No matter how much money we try and insulate ourselves with, bam! It's there like mud after rain.
No matter how many packets of Vitamin C powdery-fizzy goodness we mix into our waters, or how many super-healthy-eating cookbooks and fitness guides we buy with titles like Become a Super Human Android in Five Easy Steps While Eating Only Chocolate Only Through Your Nose, it's there.
It is.
No matter, either, if we stayed inside, never got wet, never touched another human being even. It's still there. We're going to get it.
Illness. Colds. Flu. Diarrhea. Vomiting. The whole gamut.
I started to come to peace with this reality when I began teaching seventh graders. I caught everything they had--and man, they had it all. It seemed every week I was coming home with a new variation on the age-old cold.
Now that I am a home-dad, it seems playgroups and playdates in York, England carry those determined bacteria just as confidently as do public schools in New England.
Tyler has just fought off his third bout with something. Jen and I have stopped trying to label each successive cold. Instead, we've tried to love him through it, help him see that it will pass, put vapor rub under his chin, hold him through the coughing fits, and let him watch as many movies as he wants.
(Meanwhile, we steel ourselves for the undeniable fact: we're next.)
But the thing about realizing that we're all going to get sick is this: after illness comes health. Most mornings, we wake up and start our days. But after illness we wake up and feel like high-fiving the post carrier, doing a flip down the stairs, and eating our bowls of cereal while singing the Hallelujah chorus through every bite--milk spraying, Cheerios flying free.
We get better. Colds leave. Flu hitchhikes out of town. Fevers drop. Coughing stops. Vomiting ceases. Diarrhea slows. It passes.
During my most recent battle with a vomiting-inducing-cold of some strain or other, I sat on the bathroom floor, clutching my stomach with one hand, the toilet with the other. Preparing to retch for the 11th time in two hours (no hyperbole, really).
Tyler was asleep, and Jen was there with me for moral support. (It hadn't yet made the leap to my lovely wife.) I looked up at Jen when there was a break in the vomiting traffic. "I can't do this anymore." Then I took a breath, and then I vomited again.
Jen's reply was as true as true as true: "Yes, you can babe. It's going to pass. I know it's awful, but it will stop and you'll feel better."
And that's the thing. It stops. The better comes.
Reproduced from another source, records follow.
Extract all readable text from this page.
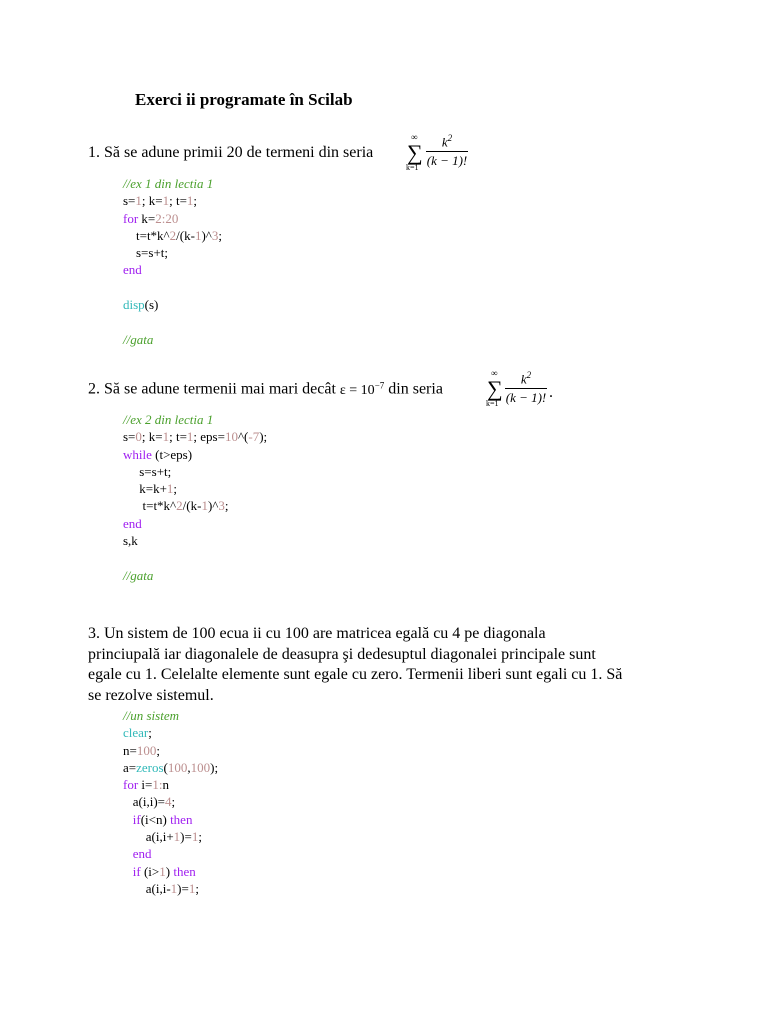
Exerci ii programate în Scilab
1. Să se adune primii 20 de termeni din seria ∑
∞
k=1
$k^2$
(k − 1)!
//ex 1 din lectia 1
s=1; k=1; t=1;
for k=2:20
t=t*k^2/(k-1)^3;
s=s+t;
end
disp(s)
//gata
2. Să se adune termenii mai mari decât $\varepsilon = 10^{-7}$ din seria ∑
∞
k=1
$k^2$
(k − 1)! .
//ex 2 din lectia 1
s=0; k=1; t=1; eps=10^(-7);
while (t>eps)
s=s+t;
k=k+1;
t=t*k^2/(k-1)^3;
end
s,k
//gata
3. Un sistem de 100 ecua ii cu 100 are matricea egală cu 4 pe diagonala
princiupală iar diagonalele de deasupra şi dedesuptul diagonalei principale sunt
egale cu 1. Celelalte elemente sunt egale cu zero. Termenii liberi sunt egali cu 1. Să
se rezolve sistemul.
//un sistem
clear;
n=100;
a=zeros(100,100);
for i=1:n
a(i,i)=4;
if(i<n) then
a(i,i+1)=1;
end
if (i>1) then
a(i,i-1)=1;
None of us like to vomit or feel like our heads are exploding or like someone is gleefully sticking their fingers up into our nostrils and poking around trying to find the valve marked MUCUS RELEASE! But we all love the moments when it clears, when we can breathe, eat, laugh, feel what good is, again.
So I'm really only regurgitating here when I write that wisdom is all about--or at least a little about--finding a way to hold onto the it will end! during the it's hurting!
In our illnesses, yes, but also in our work, in our writing, in our relationships, in our wounds, in our confusions. No pain has the power to wield a full attack forever. It stops. Somehow, in some way, it gives up. And what remains are not the trails of bacteria and germs and messy clothes and broken relationships. No. What remains is the way we've grown through the pain. The way we've learned just a little more about love.